For most college professors, the week before classes begin is usually full of activities, including meetings, syllabus/course planning, office organization (or reorganization), etc. At ULM there are also a number of faculty development workshops held during this week on topics related to teaching and learning, technology, and a host of other professional areas. Although this is a busy week for everyone, I try to attend at least a few of the sessions each semester, and I always come away having learned something new or looking at a topic from a different perspective. One of the sessions I attended this semester was titled Teaching Styles versus Learning Styles, presented by Dr. Deanna M. Buczala, Director of the Office for Course Redesign at ULM. The presentation was very well done, with lots of great information on pedagogical techniques – things which could be applied to virtually every area of music education, from applied lessons to classroom teaching. One main point I took away from her presentation is that the way we learn as individuals might not always be the most effective way to teach others. Dr. Buczala also discussed five different teaching styles, and had each of us take a short survey to determine which teaching styles we employ. If interested, you can take the teaching style survey here. Once you’ve taken the survey, make a note of your ratings in each of the five categories: Expert, Formal Authority, Personal Model, Facilitator, and Delegator. Here are descriptions of those teaching styles, along with advantages and disadvantages to each. This material is quoted from Dr. Buczala’s handout.
Five Teaching Styles:
1. Expert: Possesses knowledge and expertise that students need. Expert teaching style strives to maintain status as an expert among students by displaying detailed knowledge. The professor-as-expert attempts to challenge students to enhance their competence. The expert concentrates on transmitting information, and requires that students be prepared to learn and use that information. Advantage: expert’s information, knowledge, and skills are the combined advantage of this teaching style. Disadvantage: if overused, the display of knowledge may intimidate less experienced students. Also, the display of knowledge and skills may not always reveal their underpinning.
2. Formal Authority: Possesses status among students because of knowledge, and role as a faculty member. In this style professors provide positive and negative feedback. The professor establishes learning goals and expectations and rules of conduct, providing students with a learning structure. Students concentrate on correct, acceptable, and standard methods. Advantage: focus is on clear expectations and acceptable method. Disadvantage: a strong investment in this style can lead to rigid, standardized, and less flexible ways of managing students and their concern.
3. Personal Model: Believes in teaching by personal example. This professor establishes a prototype for thinking and behavior, then oversees, guides, and directs by showing how to do things. A Personal Model teacher also encourages students to observe, then emulate the instructor’s approach. Advantage: an emphasis on direct observation and emulation of a role model. Disadvantage: some professors may believe that their approach is the best way, leading some students to feel inadequate if they cannot live up to the expectations and standards of the method they see.

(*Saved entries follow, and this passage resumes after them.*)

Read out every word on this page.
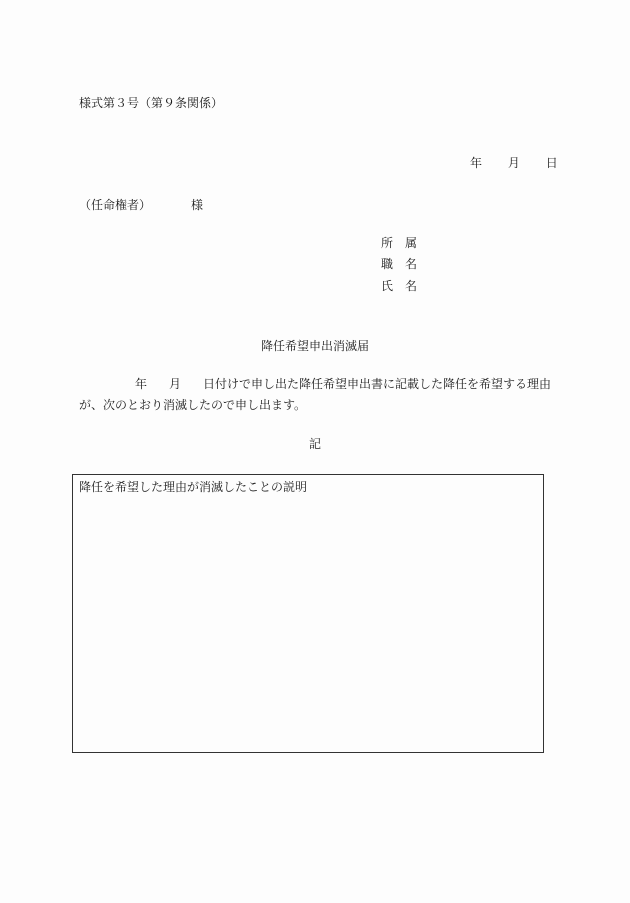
様式第３号（第９条関係）
年 月 日
（任命権者）	様
所 属
職 名
氏 名
降任希望申出消滅届
年 月 日付けで申し出た降任希望申出書に記載した降任を希望する理由
が、次のとおり消滅したので申し出ます。
記
降任を希望した理由が消滅したことの説明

4. Facilitator: Emphasizes the personal nature of teacher-student interactions. The professor guides and directs students by asking questions, exploring options, and suggesting alternatives. The professor encourages students to develop criteria to make informed choices. The professor concentrates on the overall classroom goal of developing the capacity for independent action, initiative, and responsibility, while providing students with as much support and encouragement as possible. Advantage: Personal flexibility provided by a professor‘s focus on students’ needs and goals. Disadvantage: style can be time consuming.

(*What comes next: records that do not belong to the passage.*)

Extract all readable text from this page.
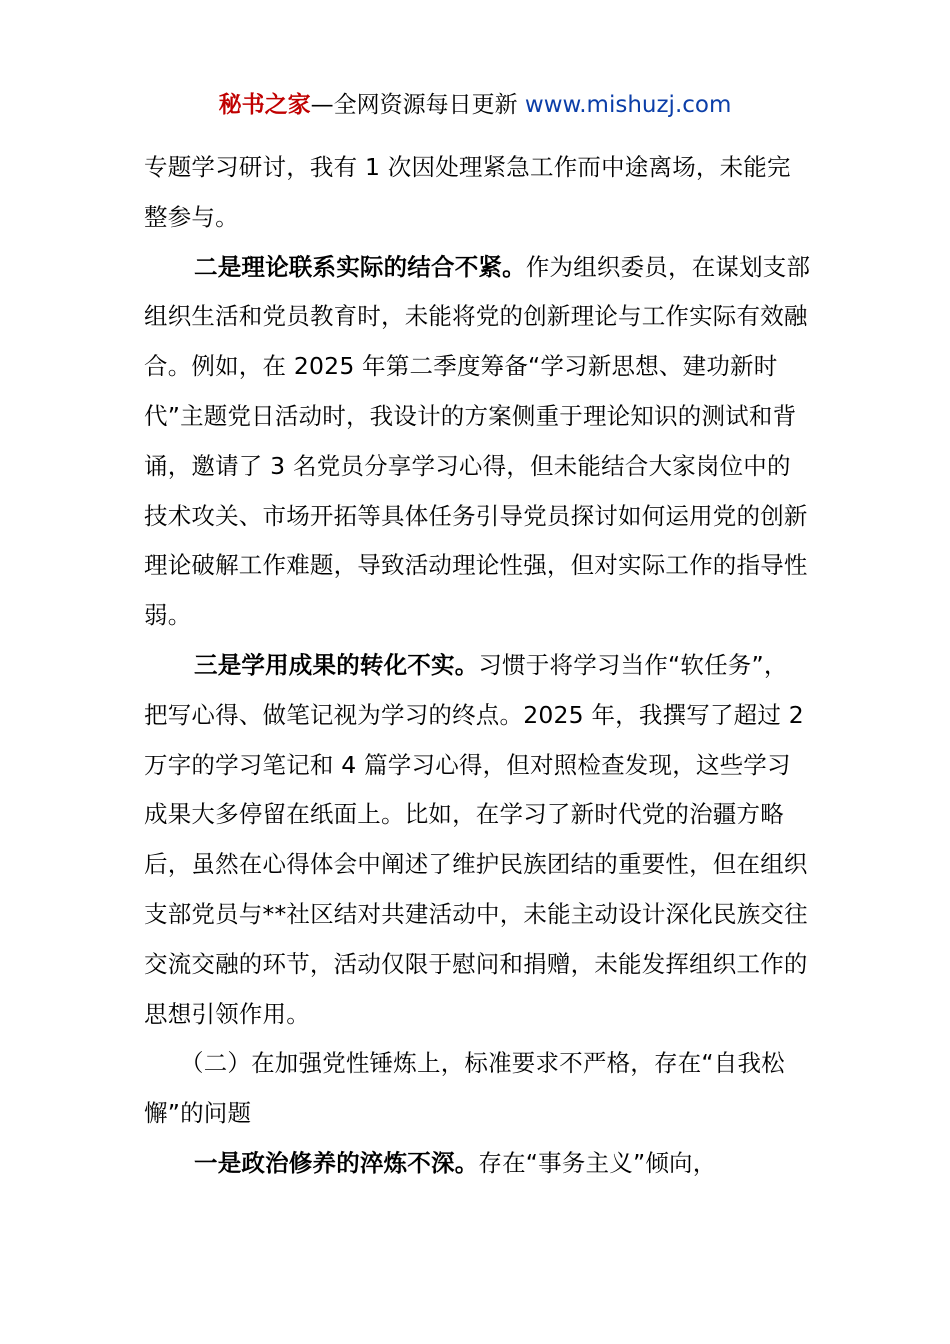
秘书之家—全网资源每日更新 www.mishuzj.com

专题学习研讨，我有 1 次因处理紧急工作而中途离场，未能完整参与。

二是理论联系实际的结合不紧。作为组织委员，在谋划支部组织生活和党员教育时，未能将党的创新理论与工作实际有效融合。例如，在 2025 年第二季度筹备“学习新思想、建功新时代”主题党日活动时，我设计的方案侧重于理论知识的测试和背诵，邀请了 3 名党员分享学习心得，但未能结合大家岗位中的技术攻关、市场开拓等具体任务引导党员探讨如何运用党的创新理论破解工作难题，导致活动理论性强，但对实际工作的指导性弱。

三是学用成果的转化不实。习惯于将学习当作“软任务”，把写心得、做笔记视为学习的终点。2025 年，我撰写了超过 2 万字的学习笔记和 4 篇学习心得，但对照检查发现，这些学习成果大多停留在纸面上。比如，在学习了新时代党的治疆方略后，虽然在心得体会中阐述了维护民族团结的重要性，但在组织支部党员与**社区结对共建活动中，未能主动设计深化民族交往交流交融的环节，活动仅限于慰问和捐赠，未能发挥组织工作的思想引领作用。

（二）在加强党性锤炼上，标准要求不严格，存在“自我松懈”的问题

一是政治修养的淬炼不深。存在“事务主义”倾向，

5. Delegator: This professor develops students’ capacity to function in an autonomous fashion. This educator encourages students to work on projects independently or as part of autonomous teams. He or she is available upon request as a resource person. Advantage: helping students perceive themselves as independent learners. Disadvantage: it may cause professors to misread student’s readiness for independent work.
Most teachers utilize a combination of the above, usually with one or more being dominant. Amongst the prominent horn teachers I’m familiar with, all of these styles are employed to varying degrees. Thinking back over the important/effective/influential teachers I’ve had over the years, I can see how they employed these various pedagogical approaches, even changing dominant styles when necessary to adapt to a specific student’s needs.

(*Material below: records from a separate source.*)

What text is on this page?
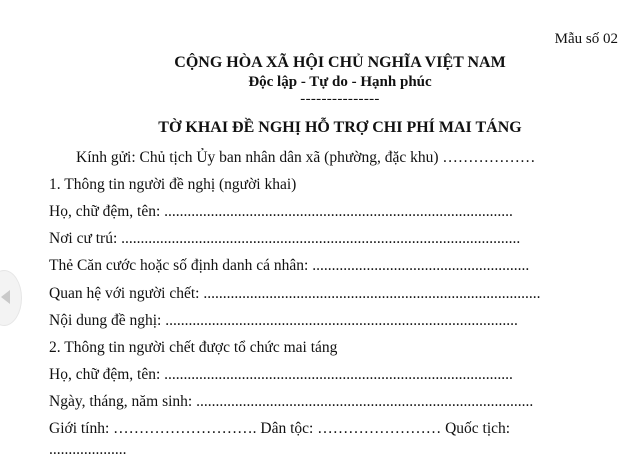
Mẫu số 02
CỘNG HÒA XÃ HỘI CHỦ NGHĨA VIỆT NAM
Độc lập - Tự do - Hạnh phúc
---------------
TỜ KHAI ĐỀ NGHỊ HỖ TRỢ CHI PHÍ MAI TÁNG
Kính gửi: Chủ tịch Ủy ban nhân dân xã (phường, đặc khu) ………………
1. Thông tin người đề nghị (người khai)
Họ, chữ đệm, tên: ..........................................................................................
Nơi cư trú: .......................................................................................................
Thẻ Căn cước hoặc số định danh cá nhân: ........................................................
Quan hệ với người chết: .......................................................................................
Nội dung đề nghị: ...........................................................................................
2. Thông tin người chết được tổ chức mai táng
Họ, chữ đệm, tên: ..........................................................................................
Ngày, tháng, năm sinh: .......................................................................................
Giới tính: ………………………. Dân tộc: …………………… Quốc tịch:
....................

Teachers must understand how students think, and build from there using the basic principles and logic. See “Teaching and Helping Students Think and Do Better” on amazon.
#4 sounds a lot like music therapy, especially the time consuming part! Thanks for posting this – good food for thought.
Glad you like the post Lyle! I am partial to the facilitator style myself, but it is definitely more effective in a one-on-one/small group situation versus a large group or classroom scenario.